Les éditeurs néo-aquitains "plus forts à plusieurs"
L’Association des éditeurs de Nouvelle-Aquitaine a élu le 1er octobre 2020 à Bordeaux son président, André-François Ruaud, qui nous présente les priorités de cette nouvelle structure associative dont l’idée s’est affirmée pendant la crise sanitaire.
Quelles motivations ont poussé une trentaine d'éditeurs à s'associer pour relancer l'idée d'une structuration régionale ? La crise sanitaire que nous traversons a-t-elle contribué à cet élan ?

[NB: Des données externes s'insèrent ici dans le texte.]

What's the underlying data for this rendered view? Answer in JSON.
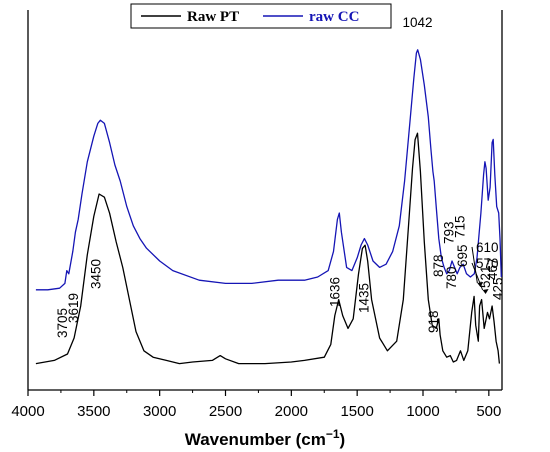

André-François Ruaud : L’idée trottait depuis un bon moment déjà et une ancienne association préexistait, en sommeil depuis quelques années. La revitaliser s’est imposé logiquement. Pour être plutôt individualistes en général, les éditeurs s’avèrent pourtant aussi très demandeurs de discussions confraternelles, de relations interprofessionnelles plus larges, de mutualisations de certains efforts. Nous avons besoin de ne pas être isolés et il existe de nombreux niveaux d’activité pour lesquels une structure collective peut être un atout important. L’association a pour ambition de devenir cet outil opérationnel. Nous allons par exemple monter des groupes de discussion entre éditeurs d’une même "sphère" — les éditeurs de jeunesse, de voyage, de sciences humaines, d’imaginaire, de libertaire, de lettres françaises, de lettres étrangères, de poésie, que sais-je encore ?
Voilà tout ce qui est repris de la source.